Muchas
veces en nuestra vida, nos vemos obligados a buscar a tal o cual persona que
tenga la capacidad que creemos necesaria para desempeñar determinadas
funciones.
Comenzamos
por asegurarnos bien qué es lo que necesitamos, es decir, buscamos tener la
certeza de lo que requerimos. No tenemos que omitir ningún detalle, ni debemos
exagerar en la valorización que hagamos para poder seleccionar sin
equivocarnos.
Ese es
uno de los pasos más difíciles a seguir. Entonces surge una primera lista con
candidatos, en quienes depositamos nuestras esperanzas para arribar al mejor de
los resultados. De pronto comienzan las dudas, independientemente del largo de la
lista, empezamos a preguntarnos a quién seleccionamos entre todos aquellos “aptos
conocidos”.
Ese tipo
de razonamiento lo usamos cuando somos nosotros a quien le corresponde elegir,
pero en esta vida que vivimos, los demás -los otros- también, con los mismos
derechos que los nuestros para elegir, son quienes, a su vez, deciden si
merecemos -llegado el caso- ser candidatos.
Y nos
preguntamos ¿tenemos las mismas condiciones que buscamos en los demás? ¿es muy
exagerado lo que pedimos? ¿cómo nos vemos? ¿cómo somos en realidad?...y llega
el momento de la verdad.
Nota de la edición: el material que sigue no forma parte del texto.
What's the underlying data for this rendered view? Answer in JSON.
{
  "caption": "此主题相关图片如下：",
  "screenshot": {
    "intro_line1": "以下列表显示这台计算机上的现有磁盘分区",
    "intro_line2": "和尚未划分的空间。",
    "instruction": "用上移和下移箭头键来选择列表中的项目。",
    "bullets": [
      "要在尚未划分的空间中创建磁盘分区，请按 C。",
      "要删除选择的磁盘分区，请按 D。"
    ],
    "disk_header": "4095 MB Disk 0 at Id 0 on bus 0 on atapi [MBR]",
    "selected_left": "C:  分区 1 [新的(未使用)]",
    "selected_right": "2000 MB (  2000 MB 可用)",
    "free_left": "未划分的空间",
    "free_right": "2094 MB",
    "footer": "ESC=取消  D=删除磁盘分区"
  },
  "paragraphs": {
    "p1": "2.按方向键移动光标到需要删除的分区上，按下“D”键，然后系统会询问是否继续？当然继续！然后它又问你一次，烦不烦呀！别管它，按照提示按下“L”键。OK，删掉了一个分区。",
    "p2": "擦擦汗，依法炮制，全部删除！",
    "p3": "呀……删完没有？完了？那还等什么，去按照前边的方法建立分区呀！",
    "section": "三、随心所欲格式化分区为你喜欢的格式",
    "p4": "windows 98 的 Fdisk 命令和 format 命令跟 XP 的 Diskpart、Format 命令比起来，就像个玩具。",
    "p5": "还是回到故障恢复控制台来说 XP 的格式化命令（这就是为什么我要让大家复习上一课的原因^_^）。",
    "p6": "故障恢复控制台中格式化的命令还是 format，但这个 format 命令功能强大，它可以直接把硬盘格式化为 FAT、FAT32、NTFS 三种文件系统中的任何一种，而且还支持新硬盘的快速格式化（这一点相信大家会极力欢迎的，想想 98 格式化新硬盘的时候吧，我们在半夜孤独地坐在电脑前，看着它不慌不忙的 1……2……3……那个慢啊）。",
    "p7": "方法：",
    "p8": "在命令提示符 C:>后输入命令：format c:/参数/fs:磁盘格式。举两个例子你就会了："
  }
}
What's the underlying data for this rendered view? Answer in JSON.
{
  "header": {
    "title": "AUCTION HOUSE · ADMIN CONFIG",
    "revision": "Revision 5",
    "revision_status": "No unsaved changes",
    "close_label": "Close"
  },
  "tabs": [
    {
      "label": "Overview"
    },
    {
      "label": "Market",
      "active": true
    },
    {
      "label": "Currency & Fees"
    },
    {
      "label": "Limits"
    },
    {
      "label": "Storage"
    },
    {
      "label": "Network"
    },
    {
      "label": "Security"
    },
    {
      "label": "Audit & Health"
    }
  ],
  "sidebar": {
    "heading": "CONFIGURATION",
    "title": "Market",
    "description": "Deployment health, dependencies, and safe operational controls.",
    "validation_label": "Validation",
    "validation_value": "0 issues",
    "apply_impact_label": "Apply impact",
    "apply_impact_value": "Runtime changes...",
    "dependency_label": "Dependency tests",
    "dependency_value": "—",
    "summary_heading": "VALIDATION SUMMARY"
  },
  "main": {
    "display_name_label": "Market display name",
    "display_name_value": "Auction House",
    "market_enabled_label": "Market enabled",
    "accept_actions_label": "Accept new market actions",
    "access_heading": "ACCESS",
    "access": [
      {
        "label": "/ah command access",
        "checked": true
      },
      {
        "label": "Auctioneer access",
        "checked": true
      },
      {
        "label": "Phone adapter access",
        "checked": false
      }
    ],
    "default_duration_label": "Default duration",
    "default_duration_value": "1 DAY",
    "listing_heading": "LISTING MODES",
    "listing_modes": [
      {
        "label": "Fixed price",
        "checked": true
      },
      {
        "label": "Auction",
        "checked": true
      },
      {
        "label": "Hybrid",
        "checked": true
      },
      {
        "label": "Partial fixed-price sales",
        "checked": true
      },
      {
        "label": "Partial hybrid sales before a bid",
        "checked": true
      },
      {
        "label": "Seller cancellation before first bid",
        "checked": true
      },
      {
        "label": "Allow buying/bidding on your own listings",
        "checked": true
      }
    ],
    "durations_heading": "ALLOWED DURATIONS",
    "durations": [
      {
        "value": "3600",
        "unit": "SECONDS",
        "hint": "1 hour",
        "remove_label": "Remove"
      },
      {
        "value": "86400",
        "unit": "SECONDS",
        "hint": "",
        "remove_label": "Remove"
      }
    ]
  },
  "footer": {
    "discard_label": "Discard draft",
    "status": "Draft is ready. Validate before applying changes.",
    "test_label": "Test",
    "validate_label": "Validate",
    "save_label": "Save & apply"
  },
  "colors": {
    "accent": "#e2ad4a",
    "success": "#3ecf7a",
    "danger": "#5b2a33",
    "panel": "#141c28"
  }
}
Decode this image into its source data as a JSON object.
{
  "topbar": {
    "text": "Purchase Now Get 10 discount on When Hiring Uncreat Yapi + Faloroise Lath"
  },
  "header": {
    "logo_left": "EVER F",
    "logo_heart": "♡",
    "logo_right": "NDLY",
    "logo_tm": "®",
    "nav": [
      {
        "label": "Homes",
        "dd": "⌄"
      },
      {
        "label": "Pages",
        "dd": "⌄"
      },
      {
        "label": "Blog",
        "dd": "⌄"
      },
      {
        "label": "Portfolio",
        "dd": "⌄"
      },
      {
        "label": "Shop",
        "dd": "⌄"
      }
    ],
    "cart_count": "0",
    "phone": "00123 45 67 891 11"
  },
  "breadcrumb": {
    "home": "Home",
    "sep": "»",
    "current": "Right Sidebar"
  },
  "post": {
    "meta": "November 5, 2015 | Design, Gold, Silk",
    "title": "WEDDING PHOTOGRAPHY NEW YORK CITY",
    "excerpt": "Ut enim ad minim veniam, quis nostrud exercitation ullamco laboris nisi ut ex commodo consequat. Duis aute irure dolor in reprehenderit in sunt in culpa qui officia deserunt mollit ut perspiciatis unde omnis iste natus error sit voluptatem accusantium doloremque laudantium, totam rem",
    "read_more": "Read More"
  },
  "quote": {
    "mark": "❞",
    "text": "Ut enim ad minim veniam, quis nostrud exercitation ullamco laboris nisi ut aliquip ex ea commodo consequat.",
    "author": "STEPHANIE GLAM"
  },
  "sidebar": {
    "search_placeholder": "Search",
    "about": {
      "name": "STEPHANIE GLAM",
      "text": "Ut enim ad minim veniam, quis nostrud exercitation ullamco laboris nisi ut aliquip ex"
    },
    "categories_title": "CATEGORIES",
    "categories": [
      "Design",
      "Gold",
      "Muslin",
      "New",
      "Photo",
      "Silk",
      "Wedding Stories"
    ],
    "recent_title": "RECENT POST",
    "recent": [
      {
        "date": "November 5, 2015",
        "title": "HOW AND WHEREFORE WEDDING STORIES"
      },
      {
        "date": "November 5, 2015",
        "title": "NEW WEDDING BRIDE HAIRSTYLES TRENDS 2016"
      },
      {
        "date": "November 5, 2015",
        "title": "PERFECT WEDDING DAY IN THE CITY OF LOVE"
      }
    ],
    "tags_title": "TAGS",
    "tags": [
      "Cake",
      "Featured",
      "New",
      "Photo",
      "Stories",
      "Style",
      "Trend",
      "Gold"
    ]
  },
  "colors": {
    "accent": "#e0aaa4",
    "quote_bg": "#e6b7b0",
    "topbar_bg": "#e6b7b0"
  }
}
Comienzan las dudas y siguen las interrogaciones: ¿por
qué dudo de mí? ¿Estoy tan inseguro de mis cualidades?
Buscamos
a veces algunos atenuantes, no creemos tener “virtudes” que estaban “escondidas”
y algunas fallas que creíamos ya superadas, siguen estando.
Debiéramos
actual al revés: estar seguro de cómo somos, mejorar lo que podamos en nuestra
forma de comportarnos y optar sin tapujos por quien en realidad precisamos.
Entonces
tendríamos todo el derecho del mundo de llevar adelante la selección sin compromisos.